New data on income inequality in the United States were just released. And they provide a useful teaching moment. The graph below, which comes from the Census Bureau, shows the evolution of the Gini coefficient since 1967. It’s pretty clear that this measure of inequality has been rising pretty much through this whole period.
But here’s how the Census Bureau chose to describe these data:
Based on the Gini index, income inequality increased by 1.6 percent between 2010 and 2011; this represents the first time the Gini index has shown an annual increase since 1993, the earliest year available for comparable measures of income inequality.
It turns out that they’re looking only at year-to-year changes. And they’re counting a year-to-year change as positive only if it measures inequality this year as being statistically significantly larger than it was last year. And while inequality rose in most years, it may not have risen by enough over any one year to be called statistically significant.
Yet while the Census Bureau may be right that no individual year-to-year change was statistically significant, the accumulation of positive changes is. That is, since 1993, the number of times inequality has risen, is itself statistically significant. Alternatively, if you compare inequality today with that more than a year or two earlier, the rise both this year and in most years is statistically significant.

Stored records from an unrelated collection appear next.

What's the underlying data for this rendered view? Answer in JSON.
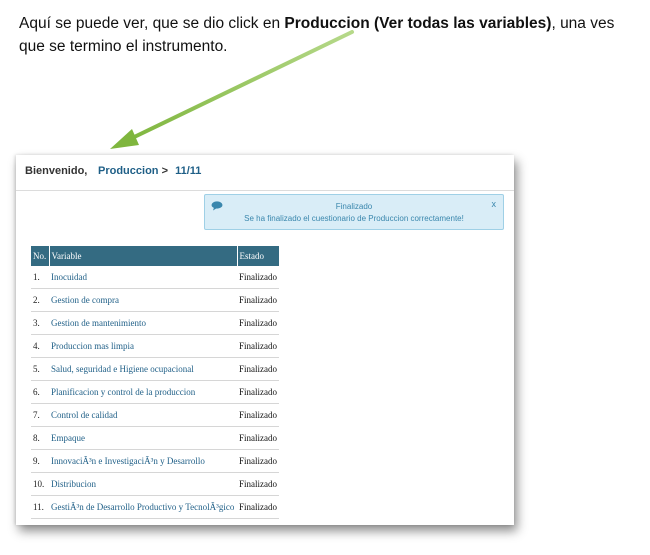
{
  "caption": {
    "line1_a": "Aquí se puede ver, que se dio click en ",
    "line1_bold": "Produccion (Ver todas las variables)",
    "line1_b": ", una ves",
    "line2": "que se termino el instrumento."
  },
  "header": {
    "welcome": "Bienvenido,",
    "breadcrumb_link": "Produccion",
    "separator": ">",
    "progress": "11/11"
  },
  "alert": {
    "title": "Finalizado",
    "message": "Se ha finalizado el cuestionario de Produccion correctamente!",
    "close": "x",
    "icon": "speech-bubble-icon"
  },
  "table": {
    "headers": [
      "No.",
      "Variable",
      "Estado"
    ],
    "rows": [
      {
        "no": "1.",
        "variable": "Inocuidad",
        "estado": "Finalizado"
      },
      {
        "no": "2.",
        "variable": "Gestion de compra",
        "estado": "Finalizado"
      },
      {
        "no": "3.",
        "variable": "Gestion de mantenimiento",
        "estado": "Finalizado"
      },
      {
        "no": "4.",
        "variable": "Produccion mas limpia",
        "estado": "Finalizado"
      },
      {
        "no": "5.",
        "variable": "Salud, seguridad e Higiene ocupacional",
        "estado": "Finalizado"
      },
      {
        "no": "6.",
        "variable": "Planificacion y control de la produccion",
        "estado": "Finalizado"
      },
      {
        "no": "7.",
        "variable": "Control de calidad",
        "estado": "Finalizado"
      },
      {
        "no": "8.",
        "variable": "Empaque",
        "estado": "Finalizado"
      },
      {
        "no": "9.",
        "variable": "InnovaciÃ³n e InvestigaciÃ³n y Desarrollo",
        "estado": "Finalizado"
      },
      {
        "no": "10.",
        "variable": "Distribucion",
        "estado": "Finalizado"
      },
      {
        "no": "11.",
        "variable": "GestiÃ³n de Desarrollo Productivo y TecnolÃ³gico",
        "estado": "Finalizado"
      }
    ]
  },
  "colors": {
    "arrow": "#8cc04b",
    "header_bg": "#346b82",
    "link": "#1f5f87",
    "alert_bg": "#d9edf7"
  }
}
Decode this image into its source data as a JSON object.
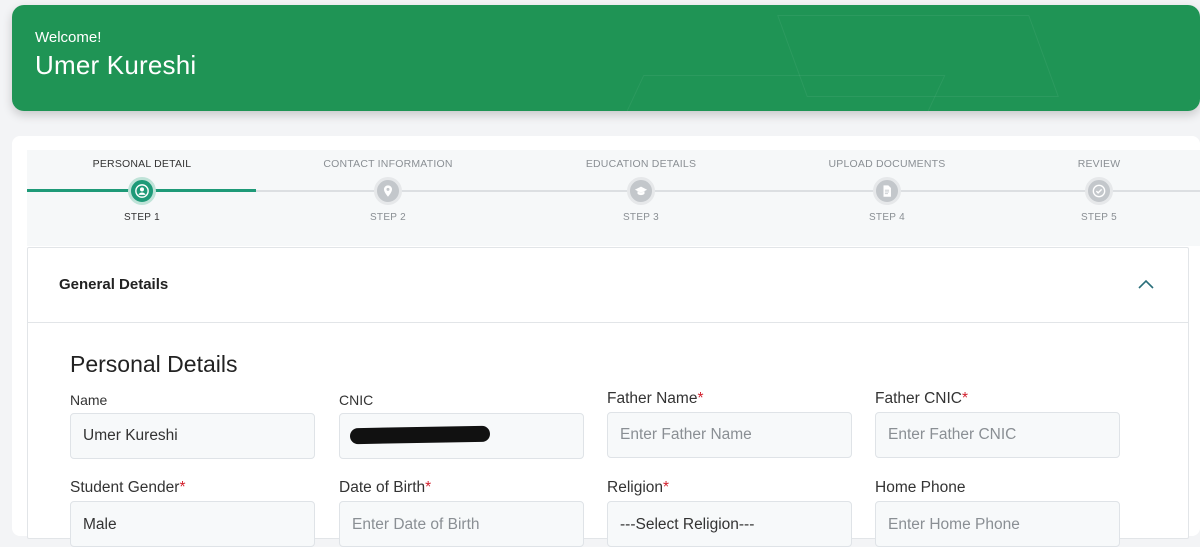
{
  "header": {
    "greeting": "Welcome!",
    "user_name": "Umer Kureshi"
  },
  "stepper": {
    "steps": [
      {
        "title": "PERSONAL DETAIL",
        "label": "STEP 1",
        "icon": "user-icon",
        "active": true
      },
      {
        "title": "CONTACT INFORMATION",
        "label": "STEP 2",
        "icon": "location-pin-icon",
        "active": false
      },
      {
        "title": "EDUCATION DETAILS",
        "label": "STEP 3",
        "icon": "graduation-cap-icon",
        "active": false
      },
      {
        "title": "UPLOAD DOCUMENTS",
        "label": "STEP 4",
        "icon": "document-icon",
        "active": false
      },
      {
        "title": "REVIEW",
        "label": "STEP 5",
        "icon": "check-circle-icon",
        "active": false
      }
    ]
  },
  "accordion": {
    "title": "General Details",
    "expanded": true
  },
  "form": {
    "section_title": "Personal Details",
    "fields": {
      "name": {
        "label": "Name",
        "value": "Umer Kureshi",
        "placeholder": ""
      },
      "cnic": {
        "label": "CNIC",
        "value": "",
        "placeholder": ""
      },
      "father_name": {
        "label": "Father Name",
        "required_mark": "*",
        "value": "",
        "placeholder": "Enter Father Name"
      },
      "father_cnic": {
        "label": "Father CNIC",
        "required_mark": "*",
        "value": "",
        "placeholder": "Enter Father CNIC"
      },
      "gender": {
        "label": "Student Gender",
        "required_mark": "*",
        "value": "Male"
      },
      "dob": {
        "label": "Date of Birth",
        "required_mark": "*",
        "value": "",
        "placeholder": "Enter Date of Birth"
      },
      "religion": {
        "label": "Religion",
        "required_mark": "*",
        "value": "---Select Religion---"
      },
      "home_phone": {
        "label": "Home Phone",
        "value": "",
        "placeholder": "Enter Home Phone"
      }
    }
  },
  "colors": {
    "brand_green": "#1f9455",
    "step_active": "#1e9a78",
    "required_red": "#d21f2c"
  }
}
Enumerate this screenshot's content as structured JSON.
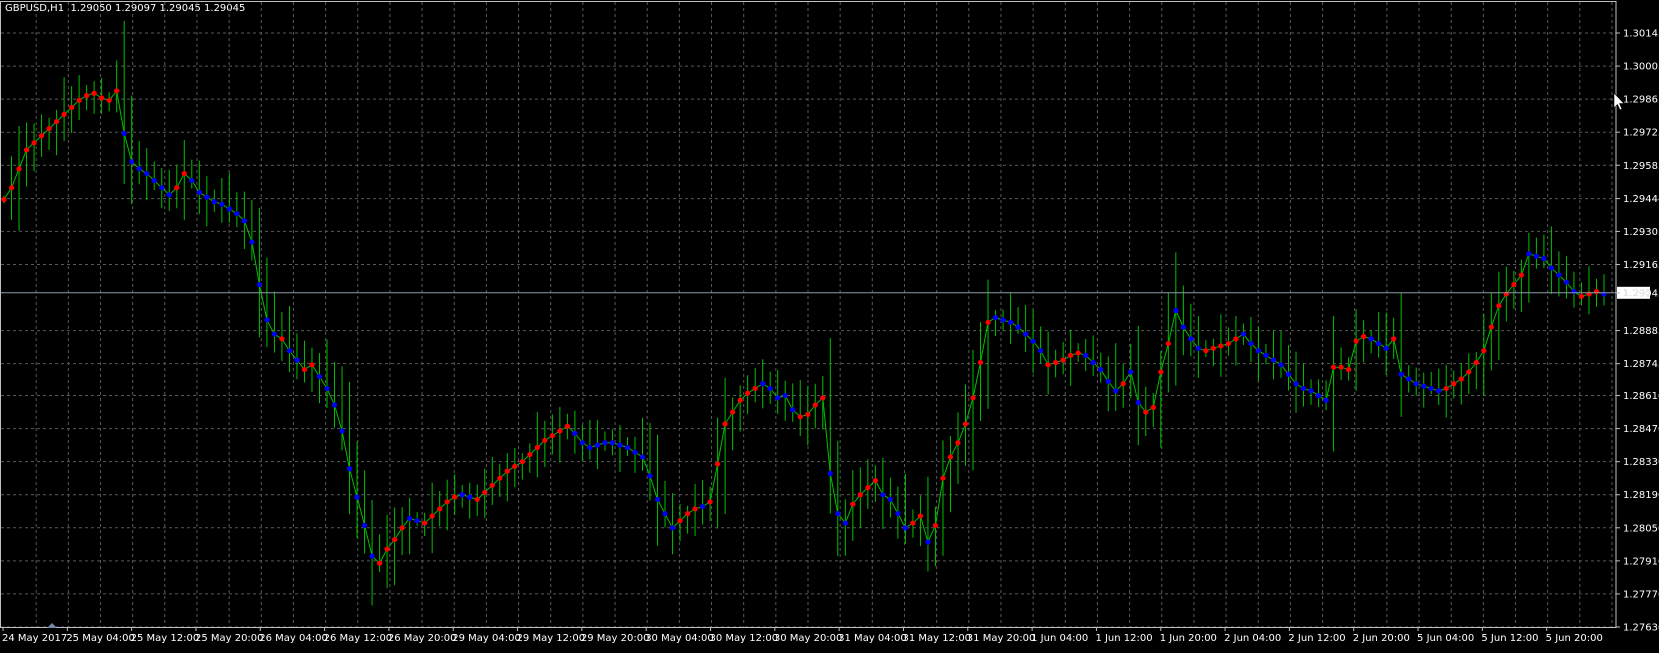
{
  "chart_header": {
    "symbol_tf": "GBPUSD,H1",
    "ohlc": "1.29050 1.29097 1.29045 1.29045"
  },
  "colors": {
    "background": "#000000",
    "grid": "#5a5a5a",
    "bar": "#00c000",
    "line": "#00c000",
    "marker_up": "#ff0000",
    "marker_down": "#0000ff",
    "axis": "#c0c0c0",
    "bid_line": "#8c9aa5",
    "text": "#ffffff"
  },
  "chart_data": {
    "type": "line",
    "title": "GBPUSD,H1",
    "price_labels": [
      "1.30145",
      "1.30005",
      "1.29865",
      "1.29725",
      "1.29585",
      "1.29444",
      "1.29305",
      "1.29165",
      "1.29045",
      "1.28885",
      "1.28745",
      "1.28610",
      "1.28470",
      "1.28330",
      "1.28190",
      "1.28050",
      "1.27910",
      "1.27770",
      "1.27630"
    ],
    "time_labels": [
      "24 May 2017",
      "25 May 04:00",
      "25 May 12:00",
      "25 May 20:00",
      "26 May 04:00",
      "26 May 12:00",
      "26 May 20:00",
      "29 May 04:00",
      "29 May 12:00",
      "29 May 20:00",
      "30 May 04:00",
      "30 May 12:00",
      "30 May 20:00",
      "31 May 04:00",
      "31 May 12:00",
      "31 May 20:00",
      "1 Jun 04:00",
      "1 Jun 12:00",
      "1 Jun 20:00",
      "2 Jun 04:00",
      "2 Jun 12:00",
      "2 Jun 20:00",
      "5 Jun 04:00",
      "5 Jun 12:00",
      "5 Jun 20:00"
    ],
    "ylim": [
      1.2763,
      1.30145
    ],
    "current_price": 1.29045,
    "grid": true,
    "series": [
      {
        "close": [
          1.2944,
          1.2949,
          1.2957,
          1.2965,
          1.2968,
          1.2971,
          1.2974,
          1.2977,
          1.298,
          1.2983,
          1.2986,
          1.2988,
          1.2989,
          1.2987,
          1.2986,
          1.299,
          1.2972,
          1.296,
          1.2957,
          1.2955,
          1.2952,
          1.2949,
          1.2946,
          1.2949,
          1.2955,
          1.2952,
          1.2947,
          1.2945,
          1.2943,
          1.2942,
          1.294,
          1.2938,
          1.2935,
          1.2926,
          1.2908,
          1.2893,
          1.2887,
          1.2885,
          1.288,
          1.2876,
          1.2872,
          1.2874,
          1.2869,
          1.2864,
          1.2857,
          1.2846,
          1.283,
          1.2818,
          1.2806,
          1.2793,
          1.279,
          1.2796,
          1.28,
          1.2805,
          1.2809,
          1.2808,
          1.2807,
          1.281,
          1.2813,
          1.2816,
          1.2818,
          1.2819,
          1.2818,
          1.2817,
          1.282,
          1.2823,
          1.2826,
          1.2829,
          1.2831,
          1.2833,
          1.2836,
          1.2839,
          1.2842,
          1.2844,
          1.2846,
          1.2848,
          1.2845,
          1.2841,
          1.2839,
          1.284,
          1.2841,
          1.2841,
          1.284,
          1.2839,
          1.2837,
          1.2835,
          1.2827,
          1.2817,
          1.2811,
          1.2805,
          1.2808,
          1.2811,
          1.2813,
          1.2814,
          1.2816,
          1.2832,
          1.2849,
          1.2854,
          1.2859,
          1.2862,
          1.2864,
          1.2866,
          1.2864,
          1.286,
          1.2861,
          1.2855,
          1.2852,
          1.2853,
          1.2857,
          1.286,
          1.2828,
          1.2811,
          1.2807,
          1.2815,
          1.2819,
          1.2822,
          1.2825,
          1.2819,
          1.2817,
          1.2811,
          1.2805,
          1.2807,
          1.281,
          1.2799,
          1.2806,
          1.2826,
          1.2835,
          1.2841,
          1.2849,
          1.286,
          1.2875,
          1.2892,
          1.2894,
          1.2893,
          1.2892,
          1.289,
          1.2887,
          1.2884,
          1.288,
          1.2874,
          1.2875,
          1.2876,
          1.2878,
          1.2879,
          1.2878,
          1.2875,
          1.2872,
          1.2867,
          1.2863,
          1.2866,
          1.2871,
          1.2858,
          1.2854,
          1.2856,
          1.2871,
          1.2883,
          1.2897,
          1.289,
          1.2885,
          1.2881,
          1.288,
          1.2881,
          1.2882,
          1.2883,
          1.2885,
          1.2887,
          1.2883,
          1.288,
          1.2878,
          1.2876,
          1.2874,
          1.287,
          1.2866,
          1.2864,
          1.2863,
          1.2861,
          1.2859,
          1.2873,
          1.2873,
          1.2872,
          1.2884,
          1.2886,
          1.2885,
          1.2883,
          1.2881,
          1.2885,
          1.287,
          1.2868,
          1.2866,
          1.2865,
          1.2864,
          1.2863,
          1.2864,
          1.2866,
          1.2868,
          1.2871,
          1.2875,
          1.288,
          1.289,
          1.2899,
          1.2904,
          1.2908,
          1.2912,
          1.2921,
          1.292,
          1.2919,
          1.2915,
          1.2912,
          1.2909,
          1.2905,
          1.2903,
          1.2904,
          1.2905,
          1.2904
        ],
        "signal": [
          1,
          1,
          1,
          1,
          1,
          1,
          1,
          1,
          1,
          1,
          1,
          1,
          1,
          1,
          1,
          1,
          0,
          0,
          0,
          0,
          0,
          0,
          0,
          1,
          1,
          0,
          0,
          0,
          0,
          0,
          0,
          0,
          0,
          0,
          0,
          0,
          0,
          1,
          0,
          0,
          1,
          1,
          0,
          0,
          0,
          0,
          0,
          0,
          0,
          0,
          1,
          1,
          1,
          1,
          0,
          0,
          1,
          1,
          1,
          1,
          1,
          0,
          0,
          1,
          1,
          1,
          1,
          1,
          1,
          1,
          1,
          1,
          1,
          1,
          1,
          1,
          0,
          0,
          0,
          0,
          0,
          0,
          0,
          0,
          0,
          0,
          0,
          0,
          0,
          0,
          1,
          1,
          1,
          0,
          1,
          1,
          1,
          1,
          1,
          1,
          1,
          0,
          0,
          0,
          0,
          0,
          1,
          1,
          1,
          1,
          0,
          0,
          0,
          1,
          1,
          1,
          1,
          0,
          0,
          0,
          0,
          1,
          1,
          0,
          1,
          1,
          1,
          1,
          1,
          1,
          1,
          1,
          0,
          0,
          0,
          0,
          0,
          0,
          0,
          1,
          1,
          1,
          1,
          1,
          0,
          0,
          0,
          0,
          0,
          1,
          0,
          0,
          1,
          1,
          1,
          1,
          0,
          0,
          0,
          0,
          1,
          1,
          1,
          1,
          1,
          0,
          0,
          0,
          0,
          0,
          0,
          0,
          0,
          0,
          0,
          0,
          0,
          1,
          1,
          1,
          1,
          1,
          0,
          0,
          0,
          1,
          0,
          0,
          0,
          0,
          0,
          0,
          1,
          1,
          1,
          1,
          1,
          1,
          1,
          1,
          1,
          1,
          1,
          0,
          0,
          0,
          0,
          0,
          0,
          0,
          1,
          1,
          1
        ]
      }
    ]
  }
}
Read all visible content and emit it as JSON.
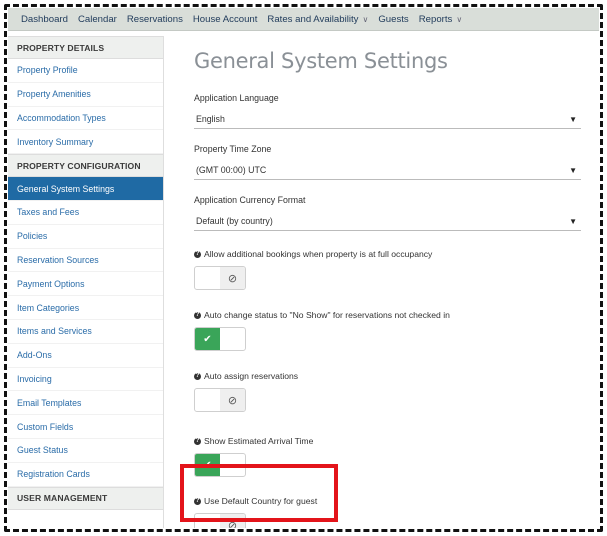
{
  "topnav": {
    "items": [
      "Dashboard",
      "Calendar",
      "Reservations",
      "House Account",
      "Rates and Availability",
      "Guests",
      "Reports"
    ]
  },
  "sidebar": {
    "property_details": "PROPERTY DETAILS",
    "details_items": [
      "Property Profile",
      "Property Amenities",
      "Accommodation Types",
      "Inventory Summary"
    ],
    "property_configuration": "PROPERTY CONFIGURATION",
    "config_items": [
      "General System Settings",
      "Taxes and Fees",
      "Policies",
      "Reservation Sources",
      "Payment Options",
      "Item Categories",
      "Items and Services",
      "Add-Ons",
      "Invoicing",
      "Email Templates",
      "Custom Fields",
      "Guest Status",
      "Registration Cards"
    ],
    "user_management": "USER MANAGEMENT"
  },
  "main": {
    "title": "General System Settings",
    "language": {
      "label": "Application Language",
      "value": "English"
    },
    "timezone": {
      "label": "Property Time Zone",
      "value": "(GMT 00:00) UTC"
    },
    "currency": {
      "label": "Application Currency Format",
      "value": "Default (by country)"
    },
    "options": [
      {
        "label": "Allow additional bookings when property is at full occupancy",
        "state": "off"
      },
      {
        "label": "Auto change status to \"No Show\" for reservations not checked in",
        "state": "on"
      },
      {
        "label": "Auto assign reservations",
        "state": "off"
      },
      {
        "label": "Show Estimated Arrival Time",
        "state": "on"
      },
      {
        "label": "Use Default Country for guest",
        "state": "off"
      }
    ]
  },
  "colors": {
    "accent": "#1f6aa4",
    "toggle_on": "#3aa559",
    "highlight": "#e3141a"
  },
  "icons": {
    "question": "question-circle-icon",
    "check": "check-icon",
    "off": "ban-icon",
    "dropdown": "caret-down-icon"
  }
}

Over on Twitter, Alex Tabarrok had a nice way of summarizing the mistaken logic that led the Census Bureau to make such a misleading statement:
Census: Feathers are light therefore lots of feathers are also light.
His point: Each year-to-year change in inequality may not be that significant of a burden, but accumulating a bunch of them over decades really is.
Bottom line: Your eyes don’t deceive you, inequality is rising. And think hard about what statements about statistical significance are really testing.